For her part, Mone has attempted to shift focus to the broader context of the government’s pandemic procurement efforts. She argued that her role in introducing PPE Medpro to the VIP lane was no different from other Conservative MPs and peers who sought to help provide essential equipment during a national emergency. In her words: "So Kemi, my role was exactly the same as all other Conservative MPs and peers who were trying to help provide PPE… if I have done wrong, then so have all the others in the VIP lane. In which case, you should be calling out for them to resign as well. That's if you manage to work out what it is they are supposed to have done wrong." She named former health secretary Matt Hancock, Lord Agnew, Lord Feldman, and Lord Chadlington among 51 "mostly Conservative peers and MPs" who also introduced providers to the VIP lane.

The public backlash has been swift and significant. An online petition launched by the Covid-19 Bereaved Families for Justice, calling for Mone to step down from the Lords, attracted 60,000 signatures within 24 hours, as reported by Sky News. Social media has also been awash with heated debate, with some users expressing outrage at what they see as a lack of accountability, while others warn against prejudging the outcome of ongoing investigations.

Notably, Mone has described the High Court ruling as "nothing less than an establishment win for the government in a case that was too big to lose," while a spokesman for Barrowman called it "a travesty of justice." The couple and their supporters maintain that they are being targeted unfairly, and Mone has gone so far as to accuse the government of pursuing a personal vendetta against her, citing the toll the situation has taken on her family and referencing the dangers of public vilification.

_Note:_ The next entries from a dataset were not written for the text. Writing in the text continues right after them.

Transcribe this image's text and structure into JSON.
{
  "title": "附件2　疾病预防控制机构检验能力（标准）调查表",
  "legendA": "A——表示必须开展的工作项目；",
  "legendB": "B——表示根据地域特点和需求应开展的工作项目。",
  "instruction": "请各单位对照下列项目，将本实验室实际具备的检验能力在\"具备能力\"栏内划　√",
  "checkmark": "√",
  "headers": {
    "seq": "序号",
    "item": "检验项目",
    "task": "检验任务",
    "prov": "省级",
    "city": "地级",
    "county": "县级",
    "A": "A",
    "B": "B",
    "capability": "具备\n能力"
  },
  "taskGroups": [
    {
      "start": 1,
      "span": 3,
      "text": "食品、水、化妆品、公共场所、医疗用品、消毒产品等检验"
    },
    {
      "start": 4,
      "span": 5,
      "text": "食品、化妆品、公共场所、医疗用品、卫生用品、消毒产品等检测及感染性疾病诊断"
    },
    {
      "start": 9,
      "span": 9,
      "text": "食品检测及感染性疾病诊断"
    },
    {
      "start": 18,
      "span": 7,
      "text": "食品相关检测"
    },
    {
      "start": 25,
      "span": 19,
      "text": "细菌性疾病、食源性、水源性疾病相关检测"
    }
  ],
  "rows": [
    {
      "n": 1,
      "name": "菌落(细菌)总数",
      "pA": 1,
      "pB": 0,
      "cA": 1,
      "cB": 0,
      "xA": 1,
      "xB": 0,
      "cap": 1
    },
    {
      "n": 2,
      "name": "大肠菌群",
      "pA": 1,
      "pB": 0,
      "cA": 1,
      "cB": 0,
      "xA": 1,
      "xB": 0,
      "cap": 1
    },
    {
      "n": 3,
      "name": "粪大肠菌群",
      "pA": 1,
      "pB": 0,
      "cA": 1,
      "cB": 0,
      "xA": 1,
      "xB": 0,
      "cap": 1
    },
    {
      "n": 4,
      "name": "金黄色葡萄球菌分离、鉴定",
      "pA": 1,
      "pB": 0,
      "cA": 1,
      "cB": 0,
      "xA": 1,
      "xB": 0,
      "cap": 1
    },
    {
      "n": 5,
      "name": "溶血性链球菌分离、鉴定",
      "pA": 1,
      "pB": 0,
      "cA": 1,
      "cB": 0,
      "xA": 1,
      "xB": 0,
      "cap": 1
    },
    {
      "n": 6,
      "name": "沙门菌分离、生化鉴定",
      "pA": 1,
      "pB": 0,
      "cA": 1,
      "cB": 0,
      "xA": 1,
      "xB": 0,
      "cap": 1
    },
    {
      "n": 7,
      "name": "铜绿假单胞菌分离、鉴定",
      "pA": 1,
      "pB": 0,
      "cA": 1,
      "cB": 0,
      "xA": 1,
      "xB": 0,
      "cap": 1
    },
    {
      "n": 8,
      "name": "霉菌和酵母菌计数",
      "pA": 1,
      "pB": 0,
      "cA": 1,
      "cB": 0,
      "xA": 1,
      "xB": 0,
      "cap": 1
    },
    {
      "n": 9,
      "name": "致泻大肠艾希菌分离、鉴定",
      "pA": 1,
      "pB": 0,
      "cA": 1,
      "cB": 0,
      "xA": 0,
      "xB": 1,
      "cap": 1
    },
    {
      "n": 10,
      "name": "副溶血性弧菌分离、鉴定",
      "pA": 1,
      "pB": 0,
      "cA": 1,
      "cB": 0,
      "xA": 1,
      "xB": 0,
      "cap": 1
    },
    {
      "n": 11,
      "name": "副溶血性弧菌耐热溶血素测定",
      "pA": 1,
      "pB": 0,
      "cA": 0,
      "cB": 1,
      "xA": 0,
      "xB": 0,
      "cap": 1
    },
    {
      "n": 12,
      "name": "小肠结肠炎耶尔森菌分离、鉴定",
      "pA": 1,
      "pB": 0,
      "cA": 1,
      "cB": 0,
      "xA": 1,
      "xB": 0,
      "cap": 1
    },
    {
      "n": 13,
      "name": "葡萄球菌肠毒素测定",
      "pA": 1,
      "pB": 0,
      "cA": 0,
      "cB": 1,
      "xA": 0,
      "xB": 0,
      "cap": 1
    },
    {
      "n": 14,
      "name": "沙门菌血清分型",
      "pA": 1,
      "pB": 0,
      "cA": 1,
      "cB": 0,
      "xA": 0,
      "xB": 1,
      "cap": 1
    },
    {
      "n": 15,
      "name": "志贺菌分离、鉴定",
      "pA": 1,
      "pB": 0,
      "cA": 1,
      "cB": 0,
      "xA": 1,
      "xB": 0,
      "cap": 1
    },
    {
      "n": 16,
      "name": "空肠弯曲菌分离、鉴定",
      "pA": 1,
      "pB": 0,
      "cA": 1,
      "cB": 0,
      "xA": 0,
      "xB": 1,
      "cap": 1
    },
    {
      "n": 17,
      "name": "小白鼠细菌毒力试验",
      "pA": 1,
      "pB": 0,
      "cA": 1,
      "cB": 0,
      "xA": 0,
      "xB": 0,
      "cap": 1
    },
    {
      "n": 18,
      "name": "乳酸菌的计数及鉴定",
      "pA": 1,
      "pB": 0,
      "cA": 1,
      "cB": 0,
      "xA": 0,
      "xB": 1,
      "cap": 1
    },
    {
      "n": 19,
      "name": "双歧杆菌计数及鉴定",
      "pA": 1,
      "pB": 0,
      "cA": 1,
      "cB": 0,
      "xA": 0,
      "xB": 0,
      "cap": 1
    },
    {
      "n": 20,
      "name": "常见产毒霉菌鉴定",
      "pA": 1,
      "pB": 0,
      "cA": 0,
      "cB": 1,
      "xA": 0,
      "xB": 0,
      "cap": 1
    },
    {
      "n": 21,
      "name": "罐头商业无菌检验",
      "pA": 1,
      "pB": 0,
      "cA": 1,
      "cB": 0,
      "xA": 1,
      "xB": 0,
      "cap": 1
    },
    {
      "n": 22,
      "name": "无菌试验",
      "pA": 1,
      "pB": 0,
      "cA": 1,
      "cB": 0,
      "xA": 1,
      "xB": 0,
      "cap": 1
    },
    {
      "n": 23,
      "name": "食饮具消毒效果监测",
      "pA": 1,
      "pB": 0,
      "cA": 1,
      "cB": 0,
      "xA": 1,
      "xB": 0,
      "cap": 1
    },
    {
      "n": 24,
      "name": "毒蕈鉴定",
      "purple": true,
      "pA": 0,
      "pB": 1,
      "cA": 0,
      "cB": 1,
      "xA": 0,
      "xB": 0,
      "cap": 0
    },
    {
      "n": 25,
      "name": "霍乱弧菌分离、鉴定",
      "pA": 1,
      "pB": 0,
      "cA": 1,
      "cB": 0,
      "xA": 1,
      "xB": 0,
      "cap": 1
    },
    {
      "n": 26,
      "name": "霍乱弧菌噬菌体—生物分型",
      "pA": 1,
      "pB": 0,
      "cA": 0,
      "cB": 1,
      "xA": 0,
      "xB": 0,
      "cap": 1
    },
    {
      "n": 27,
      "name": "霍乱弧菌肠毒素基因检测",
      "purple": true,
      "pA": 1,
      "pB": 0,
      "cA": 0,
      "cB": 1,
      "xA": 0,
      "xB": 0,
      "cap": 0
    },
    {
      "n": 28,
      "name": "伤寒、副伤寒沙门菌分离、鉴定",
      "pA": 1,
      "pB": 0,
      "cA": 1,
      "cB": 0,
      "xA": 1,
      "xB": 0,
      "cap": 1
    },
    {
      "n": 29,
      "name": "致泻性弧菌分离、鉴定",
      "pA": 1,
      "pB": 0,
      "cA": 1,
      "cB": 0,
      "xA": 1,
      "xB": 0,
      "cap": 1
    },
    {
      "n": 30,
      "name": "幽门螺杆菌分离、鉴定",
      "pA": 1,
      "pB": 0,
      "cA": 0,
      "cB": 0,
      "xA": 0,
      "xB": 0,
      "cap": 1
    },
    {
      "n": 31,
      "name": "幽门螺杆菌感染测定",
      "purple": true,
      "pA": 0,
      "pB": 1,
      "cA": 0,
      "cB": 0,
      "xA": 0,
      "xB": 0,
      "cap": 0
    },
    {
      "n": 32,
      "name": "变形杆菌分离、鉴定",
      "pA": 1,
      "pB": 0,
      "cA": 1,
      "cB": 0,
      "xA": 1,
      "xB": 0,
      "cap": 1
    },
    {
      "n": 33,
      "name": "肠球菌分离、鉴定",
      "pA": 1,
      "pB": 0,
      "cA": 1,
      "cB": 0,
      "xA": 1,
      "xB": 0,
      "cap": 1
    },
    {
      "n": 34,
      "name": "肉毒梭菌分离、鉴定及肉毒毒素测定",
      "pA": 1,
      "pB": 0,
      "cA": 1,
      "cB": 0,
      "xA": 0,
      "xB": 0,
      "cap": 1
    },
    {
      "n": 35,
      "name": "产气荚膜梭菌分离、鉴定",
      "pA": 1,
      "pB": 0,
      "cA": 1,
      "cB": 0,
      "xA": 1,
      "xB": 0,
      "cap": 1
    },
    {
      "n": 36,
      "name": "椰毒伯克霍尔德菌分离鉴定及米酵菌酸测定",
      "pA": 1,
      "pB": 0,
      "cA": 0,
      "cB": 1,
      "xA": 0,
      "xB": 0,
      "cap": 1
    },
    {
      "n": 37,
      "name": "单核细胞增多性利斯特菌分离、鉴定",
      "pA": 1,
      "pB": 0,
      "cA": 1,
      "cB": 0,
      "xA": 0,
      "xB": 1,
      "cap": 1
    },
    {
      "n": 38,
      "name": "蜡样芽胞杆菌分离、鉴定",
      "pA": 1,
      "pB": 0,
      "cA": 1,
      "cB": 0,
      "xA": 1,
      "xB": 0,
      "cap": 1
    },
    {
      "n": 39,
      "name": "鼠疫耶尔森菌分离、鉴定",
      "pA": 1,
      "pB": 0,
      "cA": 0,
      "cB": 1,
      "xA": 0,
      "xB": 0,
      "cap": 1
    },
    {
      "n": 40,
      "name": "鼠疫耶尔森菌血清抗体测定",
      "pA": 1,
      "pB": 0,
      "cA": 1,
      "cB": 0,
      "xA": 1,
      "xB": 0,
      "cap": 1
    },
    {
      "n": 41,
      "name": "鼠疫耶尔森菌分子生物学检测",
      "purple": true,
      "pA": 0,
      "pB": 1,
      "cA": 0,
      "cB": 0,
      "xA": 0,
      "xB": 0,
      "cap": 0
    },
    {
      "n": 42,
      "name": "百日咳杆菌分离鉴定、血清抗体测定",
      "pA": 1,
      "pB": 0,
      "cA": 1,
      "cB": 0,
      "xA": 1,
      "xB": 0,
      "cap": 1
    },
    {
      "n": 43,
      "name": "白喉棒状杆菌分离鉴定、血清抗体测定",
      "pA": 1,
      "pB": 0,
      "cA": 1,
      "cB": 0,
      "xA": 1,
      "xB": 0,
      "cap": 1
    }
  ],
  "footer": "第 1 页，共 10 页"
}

Meanwhile, the equipment at the heart of the scandal—millions of surgical gowns—remains unused, stored away due to unresolved questions about sterilisation. The financial and reputational fallout from the case continues to reverberate through Westminster, with questions mounting about how pandemic contracts were awarded and who, ultimately, will be held accountable.

As the Conservative Party seeks to distance itself from the scandal and uphold its image of integrity, and as investigations continue, the fate of Baroness Mone’s peerage—and her place in British public life—hangs in the balance. One thing is clear: this is a saga that has left few untouched and has prompted a national conversation about trust, transparency, and responsibility in times of crisis.